Coca Codo Sinclair was also an emblematic work and in trouble. Another of the eight hydroelectric plants built during the government of Rafael Correa, according to the Ministry of Energy, was 95% finished in April 2017. When it was tendered in 2008, the international call for tender was conditioned, it was open but it was tied to financing. The only bidders were two Chinese companies. Sinohydro Corporation won the heads-up with a proposal of 1,979 million dollars, about 400 million dollars more than the cost that had been predicted in the 2006-2015 Electrification Plan. Let’s put these numbers into perspective: 1,979 million dollars would be enough to launch a space shuttle four times. The difference between what was planned and its cost, 400 million dollars, would have paid for the 80 millennium schools that the government of Rafael Correa managed to build until he left power in 2017 (when he had to stop producing them due to lack of resources, and prefer the less sumptuous model of the so-called 21st century schools, even though that amount would have been enough to cover around 2,000).
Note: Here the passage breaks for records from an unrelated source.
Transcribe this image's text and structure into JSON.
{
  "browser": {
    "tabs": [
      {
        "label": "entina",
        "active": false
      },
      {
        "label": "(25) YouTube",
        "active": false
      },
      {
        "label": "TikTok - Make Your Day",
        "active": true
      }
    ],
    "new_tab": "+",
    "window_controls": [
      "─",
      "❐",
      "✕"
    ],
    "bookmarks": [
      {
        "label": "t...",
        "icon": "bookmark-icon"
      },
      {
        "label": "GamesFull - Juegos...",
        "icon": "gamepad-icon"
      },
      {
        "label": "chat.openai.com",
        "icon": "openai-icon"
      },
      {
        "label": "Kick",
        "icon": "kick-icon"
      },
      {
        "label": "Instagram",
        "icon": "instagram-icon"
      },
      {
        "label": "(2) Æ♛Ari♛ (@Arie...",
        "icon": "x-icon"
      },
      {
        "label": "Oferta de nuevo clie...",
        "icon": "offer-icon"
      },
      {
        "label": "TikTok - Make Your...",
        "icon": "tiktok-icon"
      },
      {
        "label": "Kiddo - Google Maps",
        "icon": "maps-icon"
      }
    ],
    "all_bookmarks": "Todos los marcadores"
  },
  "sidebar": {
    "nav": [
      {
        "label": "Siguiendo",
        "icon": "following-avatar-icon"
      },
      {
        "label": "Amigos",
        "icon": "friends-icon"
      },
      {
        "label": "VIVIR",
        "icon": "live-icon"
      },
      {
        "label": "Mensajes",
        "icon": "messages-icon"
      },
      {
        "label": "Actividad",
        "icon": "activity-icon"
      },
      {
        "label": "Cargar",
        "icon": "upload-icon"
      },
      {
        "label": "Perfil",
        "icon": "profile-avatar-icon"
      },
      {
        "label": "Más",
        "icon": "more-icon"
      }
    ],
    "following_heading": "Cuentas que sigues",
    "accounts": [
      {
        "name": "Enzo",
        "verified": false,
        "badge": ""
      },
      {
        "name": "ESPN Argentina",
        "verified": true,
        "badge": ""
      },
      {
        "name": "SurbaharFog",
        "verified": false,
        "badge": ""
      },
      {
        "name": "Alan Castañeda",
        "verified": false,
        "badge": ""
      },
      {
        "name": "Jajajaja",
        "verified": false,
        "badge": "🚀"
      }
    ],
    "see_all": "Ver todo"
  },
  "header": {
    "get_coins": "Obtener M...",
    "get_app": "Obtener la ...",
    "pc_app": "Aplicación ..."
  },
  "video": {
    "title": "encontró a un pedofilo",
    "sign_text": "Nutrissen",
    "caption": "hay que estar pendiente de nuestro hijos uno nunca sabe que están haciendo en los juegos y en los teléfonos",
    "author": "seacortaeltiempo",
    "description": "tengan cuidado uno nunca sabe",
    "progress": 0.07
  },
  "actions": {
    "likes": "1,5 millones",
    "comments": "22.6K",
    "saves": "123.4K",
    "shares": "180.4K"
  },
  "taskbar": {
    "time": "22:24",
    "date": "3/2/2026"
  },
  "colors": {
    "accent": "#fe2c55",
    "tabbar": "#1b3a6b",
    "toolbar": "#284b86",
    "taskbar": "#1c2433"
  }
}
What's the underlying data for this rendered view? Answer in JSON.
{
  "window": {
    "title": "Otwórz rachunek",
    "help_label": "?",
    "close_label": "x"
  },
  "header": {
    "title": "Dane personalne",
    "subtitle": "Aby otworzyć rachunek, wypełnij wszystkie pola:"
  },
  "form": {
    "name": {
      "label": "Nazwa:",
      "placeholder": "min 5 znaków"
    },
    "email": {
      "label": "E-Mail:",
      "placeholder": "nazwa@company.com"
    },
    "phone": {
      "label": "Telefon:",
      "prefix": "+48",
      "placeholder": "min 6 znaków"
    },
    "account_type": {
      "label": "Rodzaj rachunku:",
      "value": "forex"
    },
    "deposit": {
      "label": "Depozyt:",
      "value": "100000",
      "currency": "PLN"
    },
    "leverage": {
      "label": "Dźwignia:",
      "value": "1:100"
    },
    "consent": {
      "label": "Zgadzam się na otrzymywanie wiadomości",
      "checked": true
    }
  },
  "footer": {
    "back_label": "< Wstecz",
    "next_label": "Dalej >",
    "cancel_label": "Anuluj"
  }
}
The multimillion-dollar Coca Codo Sinclair project was surrounded by technical questions and accusations of irregularities in its execution. In the book” Ecuador made in China,” political activist Fernando Villavicencio details three problems of Coca Codo. It had no technical studies to justify the power (the amount of energy it can generate) of the hydroelectric plant. Nor did it have the final studies for hiring when the tender was launched. The Comptroller's Office, in charge of overseeing the use of state assets and monies, determined that from March 2010 to February 2012, not all the corresponding penalties for failure to comply were imposed on Sinohydro. The amount should be 425,000 dollars a day, but according to the control entity, only phase I and II of the project were penalized, leaving out non-compliance of supervisions or delays in the incorporation of personnel and equipment, among others. "In the development of the project, it did not comply with the supervision and overseeing orders, regarding the completion of the plan. It delayed the start of works in several work fronts, delayed the completion of several contractual milestones, breaches for which no penalties are provided for in the contract."
The execution of the contract would begin when Eximbank granted the funds for the work. Eight months passed until the Chinese bank disbursed 1,682.7 million dollars to the Ecuadorian Government, i.e. 85% of the total cost of the project. The works began more than two years later, on July 28, 2010.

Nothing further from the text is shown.